Michael B. Sheedy, executive director of the Florida Conference of Catholic Bishops in Tallahassee, said the conference was "pleased this decision was issued so promptly" on what was the first day of Florida's 2016 legislative session.
"This should compel the Legislature to address the issue immediately," he said in a statement emailed to Catholic News Service.
Ruling 8-1 in Hurst v. Florida, the high court said that the state's "capital sentencing scheme" violates the Sixth Amendment of the U.S. Constitution.
Writing for the majority, Justice Sonia Sotomayor said the amendment, which guarantees the rights of criminal defendants, "requires a jury, not a judge, to find each fact necessary to impose a sentence of death."
The case is named for Timothy Lee Hurst, convicted of the 1998 murder of his manager at a Pensacola, Florida, fast-food restaurant. In Florida, the jury plays an advisory role, deciding if the defendant is eligible for the death penalty, then a judge determines whether that sentence should be imposed.
In Hurst's case, a jury in 2000 decided 7-5 in favor of putting him to death. He was granted a new sentencing hearing on appeal, and the jury again recommended a death sentence.
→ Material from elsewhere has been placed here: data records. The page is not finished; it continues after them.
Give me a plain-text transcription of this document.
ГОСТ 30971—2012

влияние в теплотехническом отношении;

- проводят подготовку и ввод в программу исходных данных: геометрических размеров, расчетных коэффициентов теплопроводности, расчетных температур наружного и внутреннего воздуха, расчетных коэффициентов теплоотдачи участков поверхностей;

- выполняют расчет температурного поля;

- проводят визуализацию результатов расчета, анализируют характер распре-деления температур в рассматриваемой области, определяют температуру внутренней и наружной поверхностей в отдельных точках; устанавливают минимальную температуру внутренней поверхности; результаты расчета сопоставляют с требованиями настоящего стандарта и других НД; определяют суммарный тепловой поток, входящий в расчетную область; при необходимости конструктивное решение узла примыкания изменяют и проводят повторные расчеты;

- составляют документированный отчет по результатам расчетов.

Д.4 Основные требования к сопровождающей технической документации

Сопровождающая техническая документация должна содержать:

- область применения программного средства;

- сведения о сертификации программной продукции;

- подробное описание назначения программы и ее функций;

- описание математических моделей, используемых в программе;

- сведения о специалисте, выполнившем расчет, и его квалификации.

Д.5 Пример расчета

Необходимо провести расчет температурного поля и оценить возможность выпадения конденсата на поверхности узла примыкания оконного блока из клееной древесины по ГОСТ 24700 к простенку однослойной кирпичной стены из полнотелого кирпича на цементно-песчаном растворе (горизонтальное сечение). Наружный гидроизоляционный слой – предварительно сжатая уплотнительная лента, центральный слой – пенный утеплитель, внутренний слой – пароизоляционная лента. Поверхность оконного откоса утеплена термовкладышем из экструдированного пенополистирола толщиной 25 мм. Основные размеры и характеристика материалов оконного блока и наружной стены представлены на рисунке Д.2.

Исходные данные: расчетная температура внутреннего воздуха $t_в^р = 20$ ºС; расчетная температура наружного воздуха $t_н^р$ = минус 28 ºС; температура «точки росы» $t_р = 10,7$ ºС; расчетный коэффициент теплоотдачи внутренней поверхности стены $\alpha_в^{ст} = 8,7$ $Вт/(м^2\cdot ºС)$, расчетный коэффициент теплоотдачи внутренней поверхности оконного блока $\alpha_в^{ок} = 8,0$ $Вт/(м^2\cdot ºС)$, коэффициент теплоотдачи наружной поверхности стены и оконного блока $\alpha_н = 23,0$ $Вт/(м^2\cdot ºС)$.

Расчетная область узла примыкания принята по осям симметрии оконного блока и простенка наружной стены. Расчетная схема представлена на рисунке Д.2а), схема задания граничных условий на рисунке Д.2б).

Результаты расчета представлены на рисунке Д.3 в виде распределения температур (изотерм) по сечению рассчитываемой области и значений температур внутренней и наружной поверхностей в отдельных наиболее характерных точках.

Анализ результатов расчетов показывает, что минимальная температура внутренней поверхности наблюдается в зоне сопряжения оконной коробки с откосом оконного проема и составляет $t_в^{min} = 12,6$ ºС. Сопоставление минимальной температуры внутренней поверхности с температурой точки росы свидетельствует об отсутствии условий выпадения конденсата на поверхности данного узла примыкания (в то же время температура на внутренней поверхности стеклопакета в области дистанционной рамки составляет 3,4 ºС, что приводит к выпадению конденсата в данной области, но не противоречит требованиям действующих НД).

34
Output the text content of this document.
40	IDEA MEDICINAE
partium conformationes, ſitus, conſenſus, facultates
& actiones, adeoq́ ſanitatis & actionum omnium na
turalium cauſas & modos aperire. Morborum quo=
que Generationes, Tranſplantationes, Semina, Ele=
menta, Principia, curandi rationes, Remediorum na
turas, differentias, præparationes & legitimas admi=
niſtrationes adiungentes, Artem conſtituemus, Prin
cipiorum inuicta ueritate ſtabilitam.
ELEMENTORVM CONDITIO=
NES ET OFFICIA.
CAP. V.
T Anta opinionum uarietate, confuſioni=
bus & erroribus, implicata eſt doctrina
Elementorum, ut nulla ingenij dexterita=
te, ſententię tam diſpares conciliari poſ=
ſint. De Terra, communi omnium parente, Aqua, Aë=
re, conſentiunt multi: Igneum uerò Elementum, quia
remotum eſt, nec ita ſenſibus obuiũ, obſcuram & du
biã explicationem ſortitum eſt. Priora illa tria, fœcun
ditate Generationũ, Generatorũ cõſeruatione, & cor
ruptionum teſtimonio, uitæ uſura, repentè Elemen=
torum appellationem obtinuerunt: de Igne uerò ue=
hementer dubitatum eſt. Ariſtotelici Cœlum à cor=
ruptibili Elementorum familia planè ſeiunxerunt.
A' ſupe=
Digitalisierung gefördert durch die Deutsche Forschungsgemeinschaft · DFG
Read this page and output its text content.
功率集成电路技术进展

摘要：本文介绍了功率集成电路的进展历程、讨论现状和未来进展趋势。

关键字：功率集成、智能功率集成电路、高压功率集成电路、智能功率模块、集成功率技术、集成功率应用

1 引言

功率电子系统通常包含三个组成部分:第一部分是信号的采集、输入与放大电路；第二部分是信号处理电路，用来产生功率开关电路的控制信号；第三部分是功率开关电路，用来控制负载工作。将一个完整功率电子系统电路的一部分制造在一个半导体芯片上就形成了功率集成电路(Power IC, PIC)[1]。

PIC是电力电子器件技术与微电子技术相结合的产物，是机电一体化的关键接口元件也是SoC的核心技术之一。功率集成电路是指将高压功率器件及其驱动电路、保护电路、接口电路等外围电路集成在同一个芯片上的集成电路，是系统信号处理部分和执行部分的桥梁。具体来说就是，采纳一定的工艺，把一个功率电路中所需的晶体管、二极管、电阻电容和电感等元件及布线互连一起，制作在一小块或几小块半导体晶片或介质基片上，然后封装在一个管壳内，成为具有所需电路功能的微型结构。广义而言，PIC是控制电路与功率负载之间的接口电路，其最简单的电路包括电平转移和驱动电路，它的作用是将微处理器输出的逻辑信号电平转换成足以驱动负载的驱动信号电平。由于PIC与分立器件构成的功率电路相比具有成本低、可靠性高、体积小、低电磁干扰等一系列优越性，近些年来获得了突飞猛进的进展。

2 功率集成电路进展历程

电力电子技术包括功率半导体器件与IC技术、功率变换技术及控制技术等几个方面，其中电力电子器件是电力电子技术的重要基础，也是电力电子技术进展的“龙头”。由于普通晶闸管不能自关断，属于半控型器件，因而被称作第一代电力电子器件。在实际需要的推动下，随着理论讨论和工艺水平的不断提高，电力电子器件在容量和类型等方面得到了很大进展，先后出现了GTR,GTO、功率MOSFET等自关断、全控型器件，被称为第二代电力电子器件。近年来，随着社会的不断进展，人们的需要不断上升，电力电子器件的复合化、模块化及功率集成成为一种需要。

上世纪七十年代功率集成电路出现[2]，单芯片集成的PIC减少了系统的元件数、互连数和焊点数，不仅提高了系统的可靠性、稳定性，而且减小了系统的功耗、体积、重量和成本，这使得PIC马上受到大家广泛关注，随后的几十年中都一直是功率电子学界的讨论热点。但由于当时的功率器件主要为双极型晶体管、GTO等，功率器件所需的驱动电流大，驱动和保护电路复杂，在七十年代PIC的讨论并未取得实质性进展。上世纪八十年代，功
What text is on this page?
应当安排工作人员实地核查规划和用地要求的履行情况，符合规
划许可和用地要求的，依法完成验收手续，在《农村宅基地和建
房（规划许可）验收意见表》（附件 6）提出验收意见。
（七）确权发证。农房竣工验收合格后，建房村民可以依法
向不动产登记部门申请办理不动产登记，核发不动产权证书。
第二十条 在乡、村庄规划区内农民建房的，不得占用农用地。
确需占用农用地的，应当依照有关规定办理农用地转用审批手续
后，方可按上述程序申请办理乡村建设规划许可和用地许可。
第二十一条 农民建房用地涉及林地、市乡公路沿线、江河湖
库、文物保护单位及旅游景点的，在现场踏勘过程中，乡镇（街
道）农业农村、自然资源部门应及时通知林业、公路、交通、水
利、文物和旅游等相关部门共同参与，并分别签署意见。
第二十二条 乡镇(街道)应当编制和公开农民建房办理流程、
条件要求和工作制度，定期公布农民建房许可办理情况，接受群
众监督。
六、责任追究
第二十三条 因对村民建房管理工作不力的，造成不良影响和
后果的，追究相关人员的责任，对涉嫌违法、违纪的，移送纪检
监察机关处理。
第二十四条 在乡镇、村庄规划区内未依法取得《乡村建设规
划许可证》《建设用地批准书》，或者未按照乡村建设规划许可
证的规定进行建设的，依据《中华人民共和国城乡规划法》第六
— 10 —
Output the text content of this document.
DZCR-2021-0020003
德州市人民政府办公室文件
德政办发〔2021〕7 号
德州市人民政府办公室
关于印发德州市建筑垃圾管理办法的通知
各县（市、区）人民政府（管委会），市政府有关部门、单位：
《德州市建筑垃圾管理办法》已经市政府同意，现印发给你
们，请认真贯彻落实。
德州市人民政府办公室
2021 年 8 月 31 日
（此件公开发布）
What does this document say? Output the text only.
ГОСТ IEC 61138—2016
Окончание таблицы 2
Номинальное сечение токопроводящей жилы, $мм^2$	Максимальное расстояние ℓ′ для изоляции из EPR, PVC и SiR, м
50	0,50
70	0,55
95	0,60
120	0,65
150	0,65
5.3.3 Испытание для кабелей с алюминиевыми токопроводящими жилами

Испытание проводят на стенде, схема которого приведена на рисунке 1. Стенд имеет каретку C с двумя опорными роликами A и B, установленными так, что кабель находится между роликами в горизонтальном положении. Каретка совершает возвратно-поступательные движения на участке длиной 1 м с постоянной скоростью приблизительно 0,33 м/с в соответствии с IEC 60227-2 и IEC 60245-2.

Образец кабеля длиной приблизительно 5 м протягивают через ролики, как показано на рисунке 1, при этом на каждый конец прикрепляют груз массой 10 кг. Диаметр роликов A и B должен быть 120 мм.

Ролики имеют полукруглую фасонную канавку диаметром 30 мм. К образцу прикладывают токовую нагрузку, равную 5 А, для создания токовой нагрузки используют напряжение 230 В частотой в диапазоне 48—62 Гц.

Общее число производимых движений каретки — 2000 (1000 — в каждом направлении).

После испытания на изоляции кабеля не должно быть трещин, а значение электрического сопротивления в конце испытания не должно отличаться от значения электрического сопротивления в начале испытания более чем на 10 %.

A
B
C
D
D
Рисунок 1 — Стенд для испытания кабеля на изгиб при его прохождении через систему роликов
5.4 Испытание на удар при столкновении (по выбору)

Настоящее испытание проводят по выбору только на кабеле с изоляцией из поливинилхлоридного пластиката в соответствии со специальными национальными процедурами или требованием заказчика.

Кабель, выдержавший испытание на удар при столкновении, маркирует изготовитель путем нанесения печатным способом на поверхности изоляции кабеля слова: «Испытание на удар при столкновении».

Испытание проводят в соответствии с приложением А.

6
A judge again found the facts necessary to sentence Hurst to death, and the Florida Supreme Court affirmed that decision.
Hurst's lawyers in an appeal to the U.S. Supreme Court argued his sentence violated the Sixth Amendment.
According to an AP story, the Supreme Court returned the case to the Florida Supreme Court, which now must review Hurst's sentence and determine if he should get a new sentencing hearing.
Justice Sam Alito was the lone dissenter in the ruling. He said that Florida judges are simply reviewing what juries in such cases have already decided.
According to Sheedy, Florida's Catholic conference, which is the public policy arm of the state's bishops, "has long identified the need to address Florida's flawed death sentencing scheme despite our position that life imprisonment without parole is an alternative that keeps society safe and renders the death penalty unnecessary."
"Florida currently requires unanimous verdicts in every case in which juries are summoned, with the exception of sentencing someone to death," he continued in his statement to CNS. "We urge the Florida Legislature to respond to this decision by passing legislation which requires juries, as a collective body and conscience of the community, to be unanimous in the finding of aggravating circumstances and in recommending death over life imprisonment."